Delphine Wespiser : « Etre Miss France me permet d’officialiser mes combats pour les animaux. »

Cette année, c’est Miss Alsace qui a été choisie comme Miss France. A la suite de son élection, Delphine Wespiser, 19 ans, s’est d’emblée engagée pour la cause animale, appelant à lutter contre la maltraitance ou l’abandon des animaux. Qu’a-t-elle mis en place depuis son couronnement ? Rencontre.

Comment est née votre envie de protéger les animaux ? 
Etant petite, j’allais récupérer toutes les limaces du jardin avant que mon père ne tonde le gazon pour qu’elles ne meurent pas ! J’allais aussi très souvent à la ferme de mon grand père où j’étais entourée de lapins, de poules, et de chiens… On m’a inculqué le respect des êtres vivants. Et puis, j’ai aussi du attendre jusqu’à mes 7 ans pour avoir mon chien, Paypper, donc je l’ai désiré pendant longtemps !

 

Vous mettez en avant votre désir d’aider les animaux. Comment cela se concrétise-t-il ? En quoi votre statut de Miss France vous aidera-t-il ?
J’ai décidé de devenir végétarienne très jeune. Aujourd’hui, être Miss France me permet d’officialiser mes petits combats d’autrefois : je suis l’heureuse marraine de l’association IFAW qui lutte pour que la cohabitation entre les hommes et les animaux soit plus sereine. Beaucoup d’associations me font d’ailleurs des dons pour que je les utilise dans mes projets. L’un d’entre eux se fera avec le Samu Social de Paris dont la directrice m’a fait part d’une idée : créer un chenil pour les chiens de SDF. La plupart des personnes vivant dans la rue sont accompagnées d’un ami à quatre pattes qui est généralement le seul lien qui leur reste. Souvent, les SDF n’acceptent pas d’aller se faire soigner parce qu’il n’y pas d’endroit prévu pour leurs chiens. Je pense donc utiliser les dons que je reçois pour réaliser un de mes rêves : créer un endroit pour le bien être animal.

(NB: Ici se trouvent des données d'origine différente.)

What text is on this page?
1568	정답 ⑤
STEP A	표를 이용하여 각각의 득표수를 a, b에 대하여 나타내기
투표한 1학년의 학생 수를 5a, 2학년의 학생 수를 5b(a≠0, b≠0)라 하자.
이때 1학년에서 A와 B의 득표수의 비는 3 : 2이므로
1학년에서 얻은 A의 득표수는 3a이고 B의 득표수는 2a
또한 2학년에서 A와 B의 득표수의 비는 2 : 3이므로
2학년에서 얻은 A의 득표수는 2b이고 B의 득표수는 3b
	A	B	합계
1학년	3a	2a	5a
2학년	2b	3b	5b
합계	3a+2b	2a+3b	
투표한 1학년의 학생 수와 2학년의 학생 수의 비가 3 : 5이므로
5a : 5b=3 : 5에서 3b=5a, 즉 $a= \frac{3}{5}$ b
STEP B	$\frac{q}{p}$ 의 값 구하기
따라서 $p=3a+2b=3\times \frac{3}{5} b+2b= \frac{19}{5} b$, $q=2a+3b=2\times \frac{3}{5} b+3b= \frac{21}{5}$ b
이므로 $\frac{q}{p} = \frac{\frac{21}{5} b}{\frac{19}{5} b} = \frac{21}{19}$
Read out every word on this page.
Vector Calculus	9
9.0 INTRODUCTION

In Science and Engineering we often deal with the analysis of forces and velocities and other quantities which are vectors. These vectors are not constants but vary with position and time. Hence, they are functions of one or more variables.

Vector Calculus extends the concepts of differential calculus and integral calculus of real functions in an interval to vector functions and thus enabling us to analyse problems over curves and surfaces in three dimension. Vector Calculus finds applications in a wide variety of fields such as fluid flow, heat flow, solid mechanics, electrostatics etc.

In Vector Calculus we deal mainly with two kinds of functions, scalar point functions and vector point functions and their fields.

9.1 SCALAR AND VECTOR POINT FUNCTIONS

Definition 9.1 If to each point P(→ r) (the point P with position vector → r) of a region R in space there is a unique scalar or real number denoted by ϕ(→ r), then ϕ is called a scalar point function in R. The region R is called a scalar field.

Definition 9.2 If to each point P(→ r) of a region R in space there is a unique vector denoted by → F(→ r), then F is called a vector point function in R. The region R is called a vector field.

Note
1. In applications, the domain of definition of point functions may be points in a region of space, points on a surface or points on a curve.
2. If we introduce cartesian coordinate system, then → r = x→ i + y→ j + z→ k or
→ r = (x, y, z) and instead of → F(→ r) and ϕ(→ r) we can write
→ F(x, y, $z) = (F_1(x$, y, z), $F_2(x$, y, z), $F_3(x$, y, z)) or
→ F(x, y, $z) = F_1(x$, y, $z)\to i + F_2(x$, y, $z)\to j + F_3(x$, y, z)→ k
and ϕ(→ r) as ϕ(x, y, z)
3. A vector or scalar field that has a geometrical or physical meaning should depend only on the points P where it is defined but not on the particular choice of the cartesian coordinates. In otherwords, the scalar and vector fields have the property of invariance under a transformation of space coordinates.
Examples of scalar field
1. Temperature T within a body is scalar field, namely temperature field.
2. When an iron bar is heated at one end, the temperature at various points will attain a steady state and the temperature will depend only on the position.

Vous évoquez le IFAW (Fonds international pour la protection des animaux) dont vous êtes devenue marraine fin janvier. Pourquoi avoir choisi cet organisme ?
J’ai décidé de me battre auprès d’IFAW car c’est une association très réactive et dynamique qui traite les problèmes à la base : elle crée des moyens d’enseigner le respect des animaux aux enfants. Ce sont eux, les générations futures, qui pourront tout changer ! Il faut les sensibiliser.

De nos jours, qu’est-ce qui vous choque le plus en matière de  mal-être animal ?
Les horreurs infligées aux animaux de compagnie ! Les gens sont de plus en plus éduqués et normalement civilisés, et pourtant si vous saviez. Les bureaux juridique des associations de protection animale débordent de dossiers et d’affaires macabres …

Néoplanète est très sensible à la thématique de la fourrure. Qu’en pensez-vous ?
Je suis absolument contre la fourrure et c’est vrai que dans un milieu de mode, il est très difficile d’imposer cette idée. A mon niveau, c’est par les réseaux sociaux que j’essaye d’agir. Sur mon Twitter (@WespiserD), j’ai par exemple posté une affiche disant « FOURRURE SIGNE EXTERIEUR DE CRUAUTE » et ça a fait son effet !

Vous êtes investie dans d’autres bonnes oeuvres : le don du sang, avec La caravane de la vie, l’aide aux personnes âgées avec l’Apamad (Association pour l’accompagnement et le maintien à domicile) et la défense des langues régionales, comme l’Alsacien. Depuis quand ?

J’ai toujours aimé le contact et l’ambiance de solidarité dans les associations et c’est donc tout naturellement que je me suis rapprochée de celles qui défendent les mêmes valeurs que moi. En Alsace, nous avons des projets pour l’année prochaine avec la Caravane de la vie et l’Apamad. Cette année, je me consacre à mon amour des animaux car mon planning est très chargé et que je ne pourrai pas tout gérer en 2012.

Comprenez-vous les gens qui pensent que l’élection de Miss France véhicule une image de la femme « objet » uniquement jugée sur son physique ?
Les femmes d’aujourd’hui sont libres et ambitieuses, dans leur vie professionnelle et personnelle. Elles se doivent de mener leur vie comme elles l’entendent ! Concernant Miss France, je pense que le concours ne véhicule en aucun cas l’image de femme objet, au contraire ! La preuve : j’ai été élue grâce à mon discours.